Analogies are a powerful way to explain complicated scientific concepts. I use them as much as I can whenever I describe particle physics in this blog or when I give a outreach talk in a school. However, good ones are not always easy to find. One usually needs examples from everyday life, which are simple to describe and which do not possess distracting features.

Today I wish to try my luck with you, to see if you come up with an analogy which is better than the one I could find to explain a feature of weak interactions. I must say I am not dissatisfied with my own find, but it is always good to subject oneselves to external judgement.

You probably know, if you read this blog, that photons are mass-less particles carrying the electromagnetic interaction, while W and Z bosons are very massive particles carrying the weak interaction. A stark disfference in the phenomenology of electromagnetic and weak interactions at low energy is that the former have a infinite range, while the latter have a very short range of action. Another is the very reason why W and Z bosons carry the interaction we call "weak": at low energy, the strength of the weak force is much smaller than that of the electromagnetic force.

The fact that a massive particle has a short range of action may probably be easy to explain; harder is to let our listeners grasp the property that a force brought about by a massive body must be less intense. This in the subatomic world is due to the much smaller probability of emission of these massive bodies; and it is not easy to find a real-life analogue of such a feature.

Below is the analogy I came up with. If you have a better one, please share it in the comments thread!

The large mass of W and Z particles is the reason why weak forces are called that way: the mass of these vector bosons is a hindrance to their ability to mediate long-range interactions, and a parameter which determines the interaction strength. To understand how a massive mediator may be less effective than a mass-less one, take a cup of hot chocolate and a raw chocolate bar: the former disperses around with its vapour very small, light-weight particles, which you can easily smell from a distance; the latter can only release a small speck of solid chocolate if you get very close and inhale powerfully.

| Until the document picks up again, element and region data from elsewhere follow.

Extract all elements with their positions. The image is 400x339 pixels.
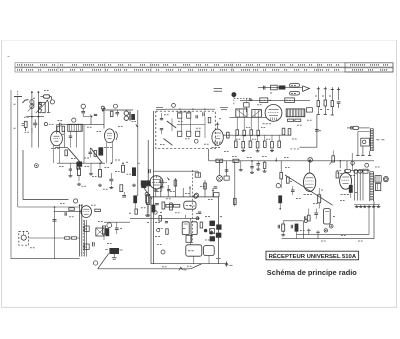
fm ant box P xyxy=(361,138,370,146)
capacitor C7 xyxy=(122,195,126,197)
wire x153 long xyxy=(153,111,155,264)
heater lamp xyxy=(308,158,313,163)
tube V3 envelope xyxy=(150,176,163,189)
ot tap box 1 xyxy=(84,226,89,231)
antenna terminal bar xyxy=(14,96,22,98)
ps box c2 xyxy=(204,246,215,256)
phase cap box xyxy=(96,228,104,236)
wire x84 drop xyxy=(83,125,85,164)
node top B xyxy=(38,91,40,93)
wire antenna lead 2 xyxy=(17,97,19,208)
page scan top edge xyxy=(2,40,397,42)
resistor R43 xyxy=(65,237,70,239)
resistor row2g xyxy=(278,141,281,147)
speaker run long xyxy=(98,268,191,270)
resistor R33 xyxy=(103,226,106,234)
switch S1b contacts xyxy=(178,131,182,136)
speaker symbol xyxy=(21,235,26,240)
output transformer core xyxy=(369,172,371,202)
component box B1 xyxy=(271,85,278,90)
wire pill to core xyxy=(359,127,370,129)
heater res xyxy=(332,156,335,162)
res h R32 xyxy=(166,205,172,208)
riser x168 xyxy=(167,185,169,197)
lamp row circles xyxy=(354,169,358,173)
left col parts xyxy=(286,177,289,183)
resistor R20 xyxy=(282,128,285,135)
tuning arrow 1 xyxy=(36,101,48,113)
power block frame xyxy=(151,196,219,198)
cap x215 xyxy=(214,186,218,188)
resistor R6 xyxy=(99,170,102,178)
riser x183 xyxy=(182,188,184,197)
mixer arrow 2 xyxy=(131,114,134,118)
label osc xyxy=(220,107,228,109)
FM tuner dashed box xyxy=(156,111,216,149)
ot tap box 2 xyxy=(84,244,89,249)
capacitor C21 xyxy=(92,242,94,246)
fuse tick xyxy=(179,267,183,270)
tube V5 envelope xyxy=(304,173,316,191)
capacitor C31 xyxy=(89,151,92,153)
wire risers mid2 xyxy=(235,135,237,141)
bus caps cluster xyxy=(256,163,260,165)
pill label 2 xyxy=(290,92,300,95)
avc dashed v xyxy=(233,97,235,105)
output transformer secondary xyxy=(84,220,86,257)
ps box c1 xyxy=(186,245,202,256)
wire x241 drop xyxy=(240,161,242,168)
wire x91 drop xyxy=(90,163,92,172)
res col a xyxy=(317,87,319,101)
pot box xyxy=(195,173,200,177)
tube V1 envelope xyxy=(51,131,63,146)
capacitor C4 xyxy=(94,113,97,115)
ot box 2 xyxy=(375,184,380,191)
main bus y160 xyxy=(209,160,374,162)
speaker dashed box xyxy=(19,231,29,245)
circled B right xyxy=(365,163,369,167)
ot pill terminal xyxy=(384,177,389,182)
volume pot dark xyxy=(141,181,150,186)
wire V7 top xyxy=(217,124,219,130)
electrolytic dark xyxy=(110,248,119,253)
page scan right edge xyxy=(396,40,398,307)
mixer arrow mark xyxy=(90,114,93,118)
wire row y124 xyxy=(64,124,104,126)
capacitor C2 xyxy=(59,123,61,127)
label scatter audio xyxy=(60,202,62,204)
switch S1a contacts xyxy=(178,113,182,118)
ground G1 xyxy=(78,183,80,185)
equals mark xyxy=(214,88,222,90)
wire V1 leads down xyxy=(53,145,55,163)
resistor R40 xyxy=(69,208,75,211)
label scatter mid xyxy=(224,151,226,153)
label scatter fm xyxy=(164,114,166,116)
resistor R5 xyxy=(78,168,81,176)
caps mid right xyxy=(314,212,318,214)
riser x155 cap xyxy=(155,188,157,197)
wire osc lead B xyxy=(37,92,39,148)
ps pill top xyxy=(184,201,196,209)
res h pair xyxy=(288,119,294,121)
capacitor C20 xyxy=(115,227,119,229)
tube V5 electrodes xyxy=(306,177,313,179)
label scatter left xyxy=(24,116,26,118)
label Li xyxy=(49,123,51,125)
resistor R51 xyxy=(279,196,282,203)
label RH xyxy=(376,139,379,141)
wire antenna lead 1 xyxy=(10,90,12,259)
wire y171 right xyxy=(350,169,370,171)
wire into V1 grid xyxy=(31,128,33,133)
block bottom terminal xyxy=(226,262,228,267)
ground G4 xyxy=(133,184,135,186)
resistor R62 xyxy=(77,162,80,169)
avc comp xyxy=(244,103,250,107)
small parts y170 xyxy=(69,168,72,170)
bottom right IF cluster xyxy=(142,181,146,187)
wire y211 grid xyxy=(54,210,81,212)
component box B2 xyxy=(260,98,268,103)
wire y87 top xyxy=(258,87,302,89)
wire y147 left xyxy=(55,147,68,149)
box x216 xyxy=(214,193,219,197)
component box B3 xyxy=(285,98,295,103)
wire x54 drop xyxy=(54,207,56,259)
ratio detector can xyxy=(286,109,305,117)
resistor row2e xyxy=(263,141,266,147)
wire y218 xyxy=(130,217,200,219)
capacitor C1 xyxy=(33,122,37,124)
wire x148 bus xyxy=(147,140,149,194)
circled D xyxy=(81,104,85,108)
label scatter right xyxy=(285,166,287,168)
IF transformer T1 xyxy=(68,124,82,131)
switch diagonal 1 xyxy=(68,148,80,162)
capacitor C5 xyxy=(116,111,120,113)
capacitor C3 xyxy=(81,110,85,112)
wire y163 xyxy=(57,162,105,164)
antenna coupling hook xyxy=(23,100,29,103)
circle node xyxy=(107,223,112,228)
label scatter antenna xyxy=(14,103,16,105)
resistor R9 xyxy=(120,185,123,192)
caps V3 xyxy=(160,186,163,188)
circled dot left xyxy=(35,164,39,168)
right col x352 xyxy=(351,153,353,161)
ot core dashes xyxy=(82,220,84,256)
label ECH81 xyxy=(212,147,214,149)
wire y238 right xyxy=(282,238,375,240)
riser x374 right xyxy=(373,201,375,238)
output transformer primary xyxy=(79,205,81,257)
left col x281 xyxy=(280,161,282,173)
ground G2 xyxy=(99,184,101,186)
parts table text xyxy=(17,64,23,66)
resistor R53 xyxy=(336,172,339,178)
label V5 xyxy=(304,194,306,196)
riser x160 xyxy=(160,178,162,197)
feedback diagonal xyxy=(285,175,333,205)
wire x137 arrowmark xyxy=(136,125,138,128)
wire risers mid xyxy=(236,117,238,130)
rectifier dark 3 xyxy=(210,229,215,234)
node top A xyxy=(31,91,33,93)
tube V3 electrodes xyxy=(153,179,161,181)
bus junction dots xyxy=(251,160,253,162)
wire y234 right xyxy=(297,233,370,235)
IF can T3 xyxy=(236,109,247,117)
dark component xyxy=(279,86,285,89)
capacitor C11 xyxy=(315,129,319,131)
caps bottom right xyxy=(308,228,310,234)
wire T1 drop b xyxy=(76,131,78,147)
circled C xyxy=(72,118,76,122)
V2 side arc xyxy=(116,131,118,140)
mid tiny labels xyxy=(236,138,238,140)
resistor R60 xyxy=(65,150,68,156)
grounds row right xyxy=(356,205,358,207)
det loop wire xyxy=(300,115,317,147)
ps inner risers xyxy=(193,256,195,264)
wire drops v3 xyxy=(190,218,192,222)
circled A audio xyxy=(93,261,97,265)
resistor R54 xyxy=(349,185,352,192)
circled B small xyxy=(44,123,47,126)
node row dots xyxy=(31,116,33,118)
svg-text:RÉCEPTEUR UNIVERSEL 510A: RÉCEPTEUR UNIVERSEL 510A xyxy=(269,252,357,260)
resistor R57 xyxy=(308,215,311,221)
resistor R8 xyxy=(132,168,135,176)
IF can T4 xyxy=(252,110,262,118)
wire y100 top xyxy=(240,99,310,101)
tube V6 electrodes xyxy=(342,176,349,178)
funnel shape xyxy=(303,86,310,92)
tuning arrow 2 xyxy=(28,104,35,112)
label V6 xyxy=(341,194,343,196)
wire y135 mid xyxy=(223,134,290,136)
tube V8 electrodes xyxy=(269,109,279,111)
circled G xyxy=(194,194,198,198)
label V2 xyxy=(104,147,106,149)
ps small bits xyxy=(197,217,199,219)
resistor R42 xyxy=(106,229,109,236)
wire y221 right xyxy=(283,220,303,222)
resistor R30 xyxy=(146,196,149,203)
circled 6 node xyxy=(172,104,176,108)
speaker wire y258 xyxy=(11,258,80,260)
res col d xyxy=(338,88,340,100)
label EABC80 xyxy=(263,123,265,125)
riser x226 xyxy=(226,161,228,176)
tube V4 envelope xyxy=(81,206,92,218)
resistor R21 xyxy=(288,129,291,136)
resistor row2c xyxy=(249,141,252,147)
page scan left edge xyxy=(1,40,3,307)
resistor R56 xyxy=(282,224,285,231)
wire x138 bus xyxy=(137,110,139,196)
IF transformer T2 windings xyxy=(124,111,128,115)
riser x190b xyxy=(189,186,191,197)
resistor row1c xyxy=(250,130,253,136)
riser x213 xyxy=(212,188,214,197)
speaker wire y238 xyxy=(29,237,80,239)
wire y117 mid xyxy=(230,116,267,118)
label fm parts xyxy=(178,120,180,122)
resistor R50 xyxy=(280,173,283,179)
tube V2 electrodes xyxy=(107,132,112,134)
fm caps col xyxy=(160,118,163,120)
resistor row1b xyxy=(243,130,246,136)
circled M xyxy=(276,184,280,188)
resistor R2 xyxy=(57,126,60,131)
fm resistor xyxy=(208,118,211,123)
svg-text:Schéma de principe radio: Schéma de principe radio xyxy=(267,268,358,277)
dark contact 2 xyxy=(99,148,103,156)
wire D drop xyxy=(82,109,84,112)
switch S1a lever xyxy=(167,121,176,128)
fm ant pill xyxy=(353,126,359,129)
lamp row box xyxy=(363,169,368,173)
wire osc lead A xyxy=(31,92,33,148)
riser x175 xyxy=(174,178,176,197)
resistor R61 xyxy=(94,151,97,157)
tube V7 envelope xyxy=(212,129,223,145)
T2 core marks xyxy=(128,112,130,121)
switch contact blob xyxy=(77,162,82,167)
wire y208 right xyxy=(354,204,380,206)
parts table frame xyxy=(15,63,393,67)
title box xyxy=(266,251,359,260)
switch diagonal 2 xyxy=(91,148,103,164)
wire V1 top lead xyxy=(56,125,58,132)
wire riser x208 xyxy=(208,149,210,161)
resistor row1d xyxy=(257,130,260,136)
elec can 1 xyxy=(182,222,189,235)
capacitor C6 xyxy=(109,178,113,180)
resistor R31 xyxy=(152,205,155,212)
lamp row pill xyxy=(345,169,351,172)
wire grid row xyxy=(26,116,44,118)
small marks y100 xyxy=(249,98,252,100)
resistor row2f xyxy=(271,142,274,148)
tube V4 electrodes xyxy=(83,208,89,210)
label V1 xyxy=(51,147,53,149)
resistor row2d xyxy=(256,142,259,148)
circled small node xyxy=(101,106,104,109)
page scan bottom edge xyxy=(2,306,397,308)
riser x235 res xyxy=(234,196,236,207)
bus pill 2 xyxy=(233,159,239,162)
cap lead gnd xyxy=(113,254,115,258)
tube V6 envelope xyxy=(340,173,352,189)
res col b xyxy=(324,87,326,100)
wire y109 fm xyxy=(165,108,215,110)
capacitor C30 xyxy=(69,135,72,137)
wire y222 link xyxy=(104,221,130,223)
circled A xyxy=(50,100,54,104)
capacitor C9 fm xyxy=(195,115,197,118)
oscillator coil L2 xyxy=(39,102,46,112)
ground G3 xyxy=(110,186,112,188)
circled T xyxy=(351,161,355,165)
capacitor C8 fm xyxy=(202,112,204,116)
det loop dashes xyxy=(291,148,300,150)
lamp row text xyxy=(337,169,339,171)
circled plus xyxy=(329,224,333,228)
resistor R11 xyxy=(134,196,137,203)
resistor row2a xyxy=(234,141,237,147)
resistor R52 xyxy=(318,195,321,203)
output transformer windings xyxy=(354,170,356,200)
speaker run diagonal xyxy=(98,254,109,269)
circled E xyxy=(114,104,118,108)
circled B audio xyxy=(74,199,78,203)
V5 riser xyxy=(309,161,311,171)
wire y171 xyxy=(154,170,199,172)
bus pill 1 xyxy=(216,159,223,162)
can side box xyxy=(306,108,312,112)
circled P xyxy=(194,193,198,197)
wire V2 leads down xyxy=(105,142,107,163)
resistor R1 xyxy=(24,121,27,127)
circled 8 dark xyxy=(232,93,236,97)
wire y207 bus xyxy=(18,206,80,208)
small box V3b xyxy=(186,235,192,242)
elec can 2 xyxy=(191,222,197,235)
pilot lamp xyxy=(217,176,223,182)
V6 risers xyxy=(339,161,341,168)
fm ant drops xyxy=(357,132,359,156)
resistor R55 xyxy=(295,224,298,231)
resistor row2b xyxy=(242,142,245,148)
resistor R3 xyxy=(62,126,65,131)
node dots y163 xyxy=(78,162,80,164)
mid grounds xyxy=(242,149,244,151)
tube V1 electrodes xyxy=(54,135,60,137)
grid cap mark xyxy=(167,177,170,181)
res col c xyxy=(331,88,333,101)
rectifier dark 1 xyxy=(210,221,215,226)
resistor R41 xyxy=(95,209,101,212)
wire bend xyxy=(83,117,91,125)
resistor row1a xyxy=(236,130,239,136)
wire y199 bus xyxy=(23,199,69,201)
resistor R10 xyxy=(147,195,150,205)
circled ps xyxy=(161,250,165,254)
fm inner wires xyxy=(171,119,173,132)
speaker run end diag xyxy=(191,264,202,269)
pill label 1 xyxy=(290,84,300,87)
ferrite rod L1 xyxy=(43,95,49,98)
component x136 xyxy=(135,209,138,214)
ot box 1 xyxy=(375,176,381,183)
capacitor C10 xyxy=(262,86,264,90)
resistor R44 xyxy=(71,237,76,239)
resistor R4 xyxy=(110,111,113,116)
wire lead 3 xyxy=(22,150,24,200)
riser x205 xyxy=(204,180,206,197)
rectifier dark 4 xyxy=(216,233,221,237)
ps inner parts 2 xyxy=(159,216,162,222)
label scatter power xyxy=(157,190,159,192)
switch S1b lever xyxy=(164,139,173,146)
elec can right xyxy=(324,209,331,224)
power contact circle xyxy=(196,217,199,220)
fm ant core xyxy=(369,129,371,151)
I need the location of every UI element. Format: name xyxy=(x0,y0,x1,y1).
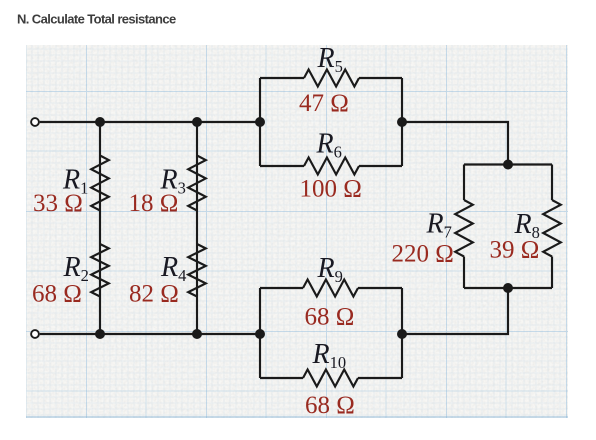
svg-text:82 Ω: 82 Ω xyxy=(129,281,179,308)
wire: bottom rail xyxy=(40,333,260,335)
resistor R8 xyxy=(543,200,561,257)
wire: R10 leads xyxy=(260,377,402,379)
junction dot 4 at (402,122) xyxy=(397,117,407,127)
svg-text:47 Ω: 47 Ω xyxy=(299,90,349,117)
junction dot 5 at (508,164.5) xyxy=(503,160,513,170)
wire: R8 leads xyxy=(551,165,553,289)
junction dot 10 at (402,334) xyxy=(397,329,407,339)
wire: R9/R10 box right vertical xyxy=(401,288,403,378)
resistor R2 xyxy=(91,244,109,297)
resistor R4 xyxy=(188,244,206,297)
resistor R6 xyxy=(304,158,359,175)
junction dot 8 at (197,334) xyxy=(192,329,202,339)
svg-text:18 Ω: 18 Ω xyxy=(129,190,179,217)
terminal: top-left input xyxy=(31,118,39,126)
resistor R5 xyxy=(304,70,359,87)
junction dot 7 at (100,334) xyxy=(95,329,105,339)
wire: R5 top leads xyxy=(260,77,402,79)
resistor R10 xyxy=(303,370,358,387)
wire: R5/R6 box left vertical xyxy=(259,78,261,166)
junction dot 1 at (100,122) xyxy=(95,117,105,127)
wire: R9/R10 box left vertical xyxy=(259,288,261,378)
svg-text:100 Ω: 100 Ω xyxy=(300,176,362,203)
wire: R7/R8 box to bottom rail xyxy=(402,288,508,334)
wire: R7/R8 box top xyxy=(464,163,552,165)
junction dot 9 at (260,334) xyxy=(255,329,265,339)
wire: R7 leads xyxy=(463,165,465,289)
resistor R9 xyxy=(303,280,358,297)
junction dot 3 at (260,122) xyxy=(255,117,265,127)
terminal: bottom-left input xyxy=(31,330,39,338)
svg-text:N. Calculate Total resistance: N. Calculate Total resistance xyxy=(17,12,176,27)
resistor R1 xyxy=(91,156,109,211)
paper grid background xyxy=(26,45,568,418)
svg-text:68 Ω: 68 Ω xyxy=(305,304,355,331)
wire: top rail to R7/R8 box xyxy=(402,122,508,165)
wire: R6 bottom leads xyxy=(260,165,402,167)
wire: R7/R8 box bottom xyxy=(464,287,552,289)
junction dot 2 at (197,122) xyxy=(192,117,202,127)
wire: top rail xyxy=(40,121,260,123)
wire: branch R3/R4 vertical xyxy=(196,122,198,334)
svg-text:39 Ω: 39 Ω xyxy=(490,237,540,264)
svg-text:68 Ω: 68 Ω xyxy=(305,392,355,419)
svg-text:220 Ω: 220 Ω xyxy=(392,241,454,268)
wire: R9 leads xyxy=(260,287,402,289)
svg-text:33 Ω: 33 Ω xyxy=(33,190,83,217)
resistor R7 xyxy=(455,200,473,257)
resistor R3 xyxy=(188,156,206,211)
svg-text:68 Ω: 68 Ω xyxy=(32,281,82,308)
wire: branch R1/R2 vertical xyxy=(99,122,101,334)
junction dot 6 at (508,288) xyxy=(503,283,513,293)
wire: R5/R6 box right vertical xyxy=(401,78,403,166)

The speck is much more massive than the corpuscles evaporating from the cup, and is thus incapable of carrying the chocolate interaction far away; furthermore, even at small distance the experienced chocolate smell from the bar is way less intense, because of the small rate at which the bar releases a speck of chocolate when you sniff it!

The behaviour of the smell of the cup and the bar when sniffed may be likened to the behaviour of electromagnetic and weak interactions at low energy: the former interaction will appear much more intense. Now, however, let us imagine for the sake of arguing that we construct a computerized sniffer that analyzes the odour of solid as well as liquid materials. It works by taking the material under test, vaporizing it, and analyzing the absorption lines of the produced vapour. Such a device will find that cup and bar of chocolate have the same intensity of chocolate smell. Likewise, electromagnetic and weak interactions become equally strong at very high energy, once the different mass of chocolate particles and solid specks -pardon, of photons and W/Z bosons- becomes irrelevant.